- Written by: Lee David Zlotoff, John Considine
- Directed by: Charles Correll
- Starring: Richard Dean Anderson Beatie Edney Peter Egan
- Music by: Ken Harrison
- Country of origin: United States
- Original language: English

Production
- Producers: Richard Dean Anderson Henry Winkler John Rich
- Cinematography: David Geddes
- Editor: Ron Binkowski
- Running time: 93 minutes

Original release
- Release: November 24, 1994

= MacGyver: Trail to Doomsday =

American TV movie

MacGyver: Trail to Doomsday is a 1994 American television film directed by Charles Correll, created by Lee David Zlotoff and based on a script written by John Considine. Production took place in London.

== Cast ==

| Actor | Role |
|---|---|
| Richard Dean Anderson | Angus MacGyver |
| Beatie Edney | Natalia |
| Peter Egan | Frederick |
| Alun Armstrong | Capshaw |
| Bob Sherman | Anthony Graves |
| Lena Headey | Elise Moran |
| Michael Cronin | Dr.

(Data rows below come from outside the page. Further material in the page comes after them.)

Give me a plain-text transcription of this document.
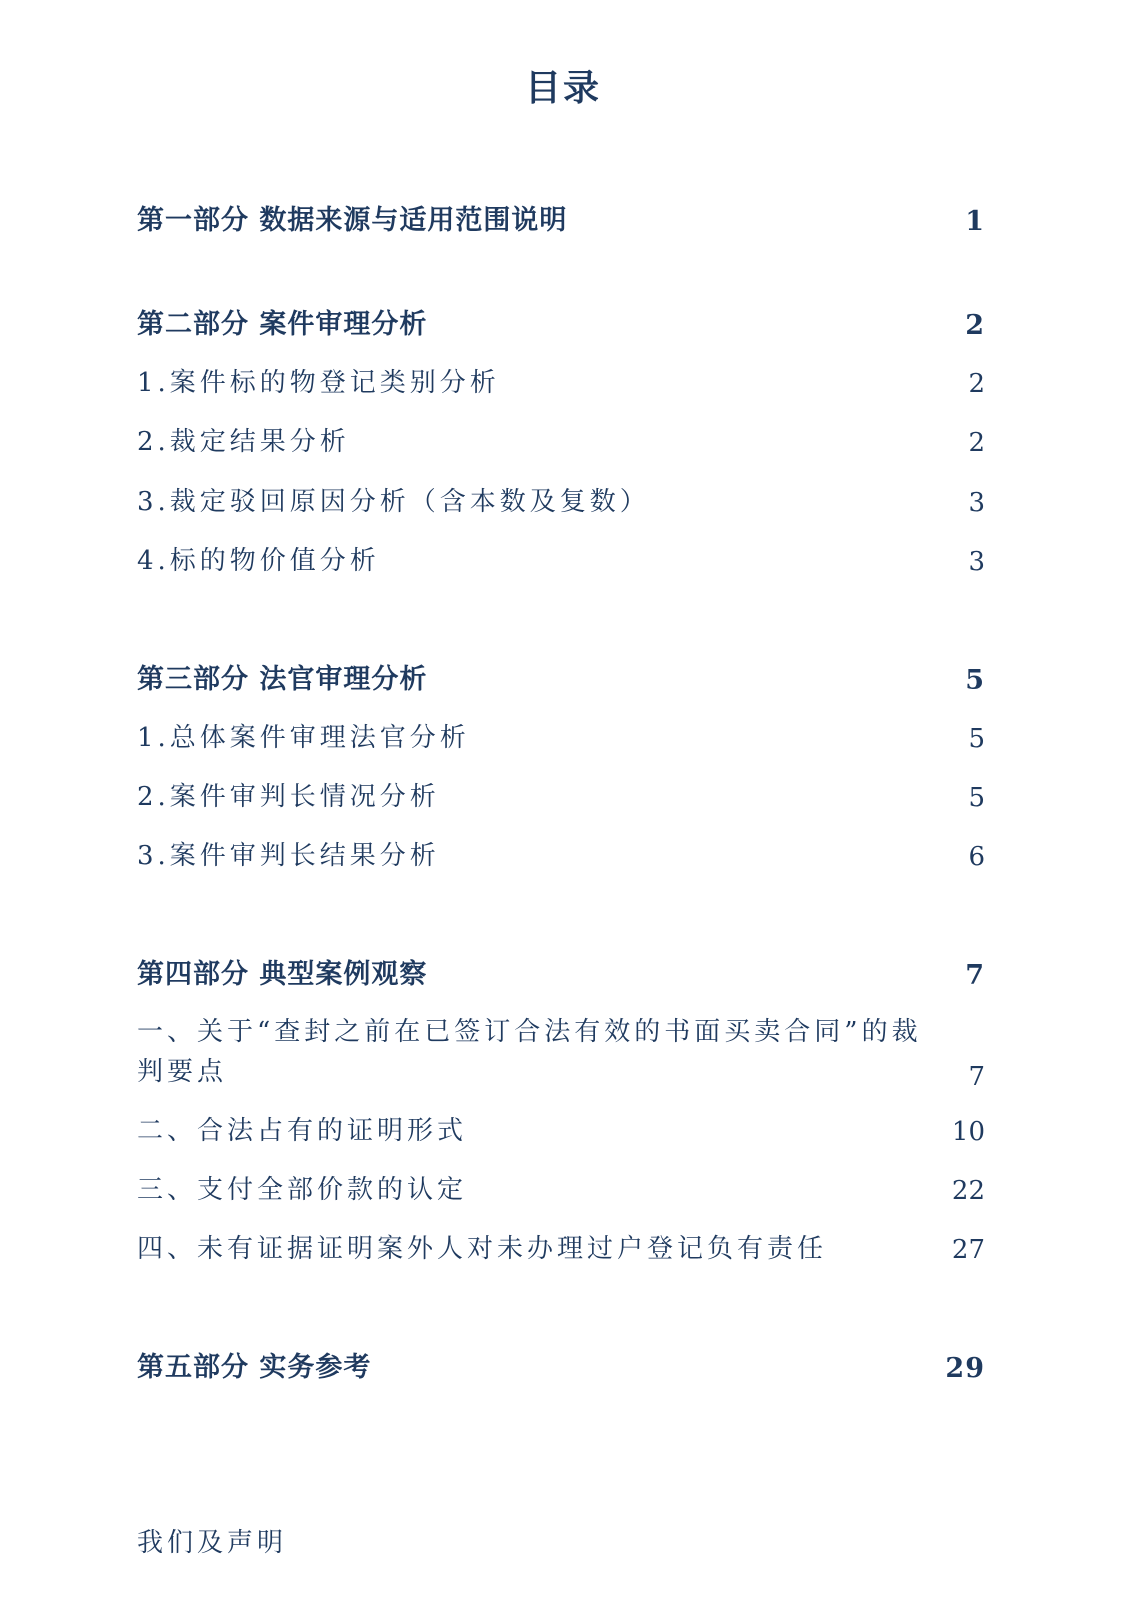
目录
第一部分 数据来源与适用范围说明	1
第二部分 案件审理分析	2
1.案件标的物登记类别分析	2
2.裁定结果分析	2
3.裁定驳回原因分析（含本数及复数）	3
4.标的物价值分析	3
第三部分 法官审理分析	5
1.总体案件审理法官分析	5
2.案件审判长情况分析	5
3.案件审判长结果分析	6
第四部分 典型案例观察	7
一、关于“查封之前在已签订合法有效的书面买卖合同”的裁判要点	7
二、合法占有的证明形式	10
三、支付全部价款的认定	22
四、未有证据证明案外人对未办理过户登记负有责任	27
第五部分 实务参考	29
我们及声明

Massey |
| Jack Ellis | Joseph |
| Nicholas Farrell | Paul Moran |
| Robert Gwilym | Nikolai |
| Gabe Cronnelly | Policeman |
| Nicholas Hutchison | Jenkins |
| Richard James | lab-technician |
| Vincent Keane | Claude |
| Rocky Taylor | Plato |

== Plot ==
MacGyver is in London visiting his friend Paul Moran. When Moran is murdered, MacGyver discovers a secret nuclear weapons factory right in the center of Britain.